Esparza landed zero significant strikes over the course of the fight. This bears repeating: Suarez shut down a former world champion so badly, she did not land a punch of note in a fight that lasted more than 14 minutes.
“I feel like I dominated her and she’s a former champ,” Suarez said. “I think she’s my toughest opponent yet. Everyone said ‘Carla is going to give her a run for her money,’ and I just saw those messages and said, ‘yeah, OK, sure,’ because I knew I was just going to dominate her.”
While Suarez clearly could have coasted in the final round, she continued to rain down the punches and elbows until the referee had no choice but to wave the fight off with 27 seconds remaining. It was a statement victory, one which announced Suarez had arrived, and she wasted little time calling out the champion.

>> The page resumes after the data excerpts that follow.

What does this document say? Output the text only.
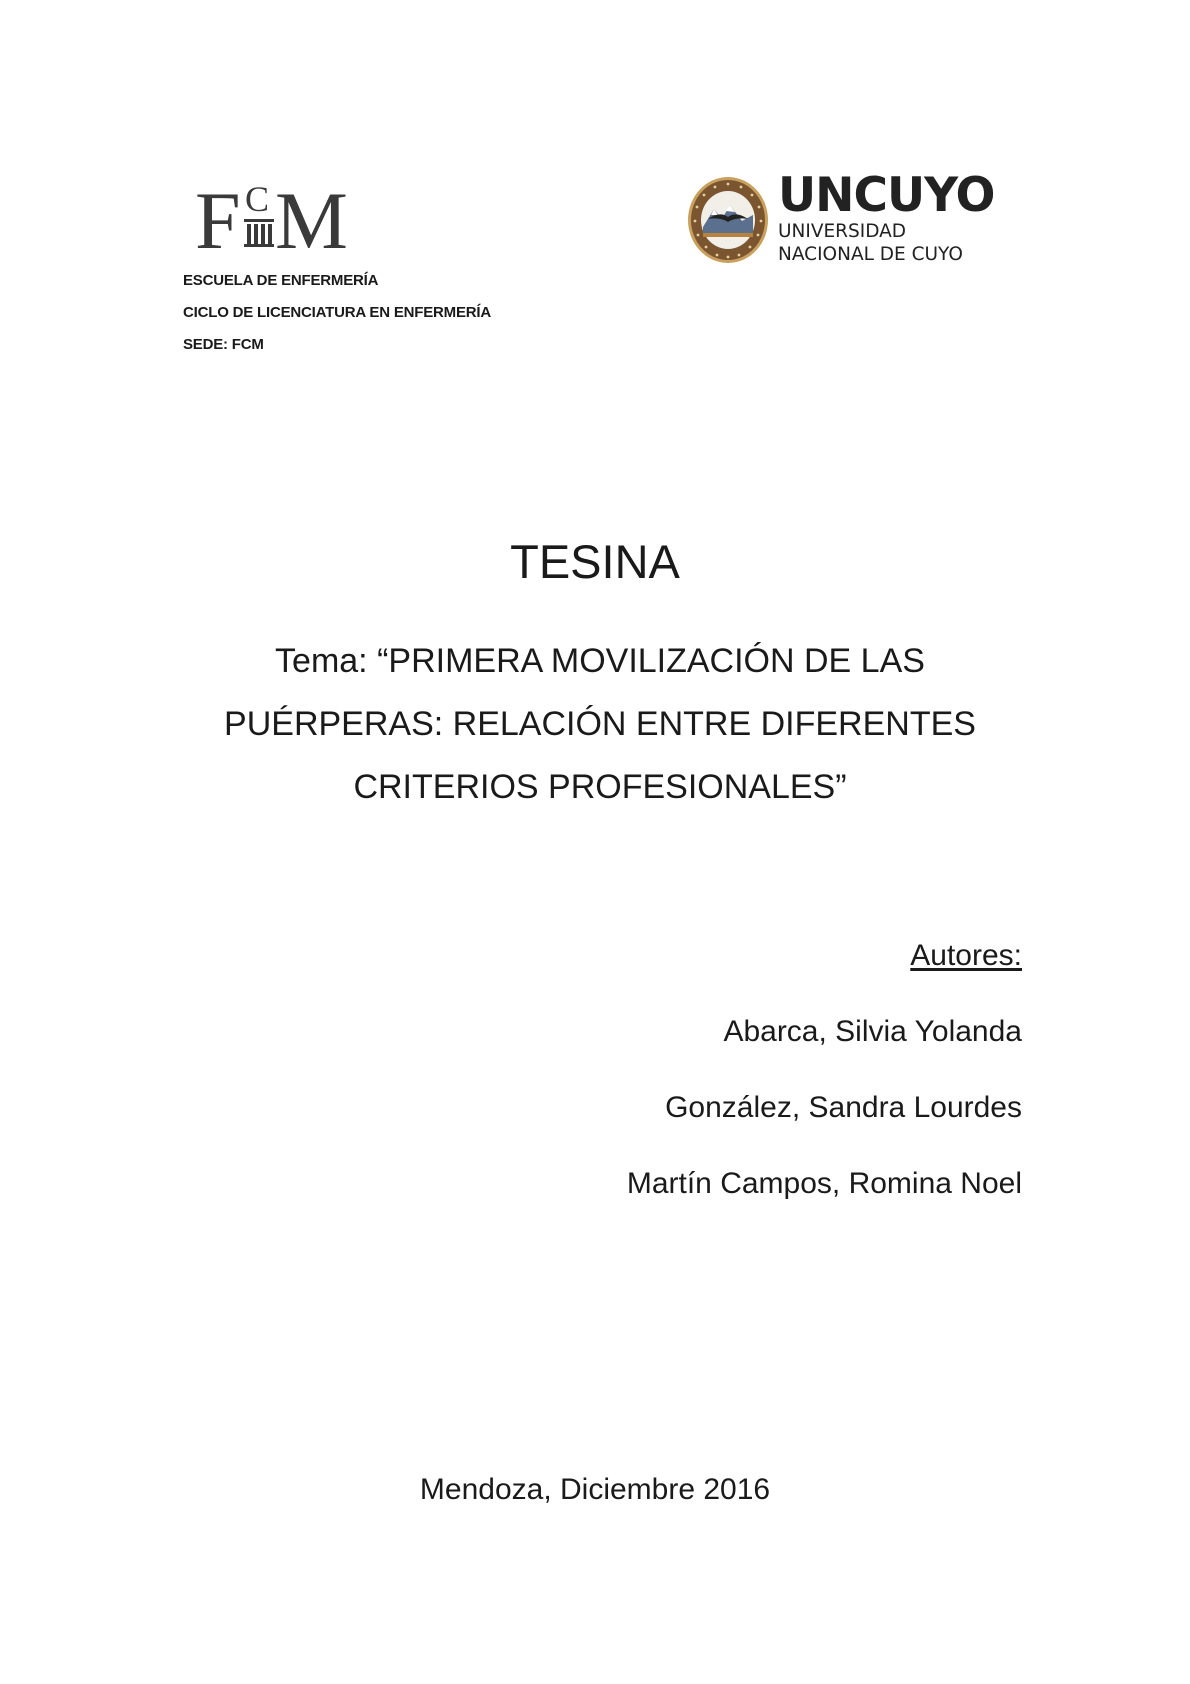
F C M	UNCUYO
UNIVERSIDAD
NACIONAL DE CUYO
ESCUELA DE ENFERMERÍA
CICLO DE LICENCIATURA EN ENFERMERÍA
SEDE: FCM
TESINA
Tema: “PRIMERA MOVILIZACIÓN DE LAS
PUÉRPERAS: RELACIÓN ENTRE DIFERENTES
CRITERIOS PROFESIONALES”
Autores:
Abarca, Silvia Yolanda
González, Sandra Lourdes
Martín Campos, Romina Noel
Mendoza, Diciembre 2016
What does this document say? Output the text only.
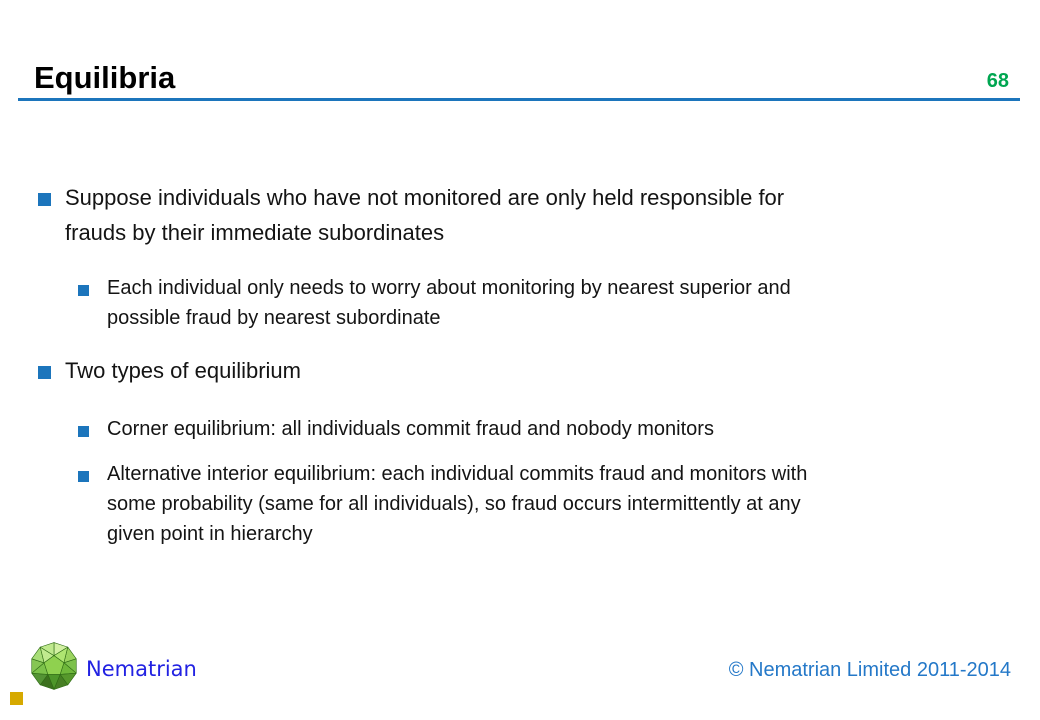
Equilibria	68
Suppose individuals who have not monitored are only held responsible for
frauds by their immediate subordinates
Each individual only needs to worry about monitoring by nearest superior and
possible fraud by nearest subordinate
Two types of equilibrium
Corner equilibrium: all individuals commit fraud and nobody monitors
Alternative interior equilibrium: each individual commits fraud and monitors with
some probability (same for all individuals), so fraud occurs intermittently at any
given point in hierarchy
Nematrian	© Nematrian Limited 2011-2014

“I just dominated Carla Esparza,” Suarez said. “And she beat Rose, and with a dominant performance over Carla, let’s just say, Rose you better put that belt in my mailbox.”
But hold the phone for a second. While Suarez certainly made her case in the top of the mix, UFC 228 also underscored that the strawweight division has emerged as one of the deepest in the sport, regardless of gender.
The evening’s co-feature bout showcased Brazil’s Jessica Andrade, who used one-punch power that belies her size to knock the durable Karolina Kowalkiewicz cold in under two minutes. That gave Andrade six wins in seven fights since dropping all the way down from bantamweight.
So you can’t blame Andrade, whose only loss at 115 pounds was to then-champion Jedrzejczyk at UFC 211, for believing she’s the one who deserves the next shot at Namajunas.
“I knew all the techniques Karolina does, and it worked, I was able to knock her out and get this impressive victory,” Adrade said. “I’m sure there’s no doubt that I’m next in line for the belt.”
Maybe, maybe not. But strawweight — a division which includes a sensational champ in Namajunas, Andrade, Suarez, Jedrzejczyk, Michelle Waterson, Tecia Torres, Claudia Gadelha, Angela HIll, and hey, Esparza and Kowalkiewicz are still top-notch competitors despite Saturday night’s setbacks, is one of the sport’s deepest.
There’s no clear-cut next challenger for the champ, just a bunch of hungry young women trying to work their way into that position. That’s both a great headache for a promoter to have, and an indication of just how big the UFC’s decision to go all in on women’s MMA has already paid off.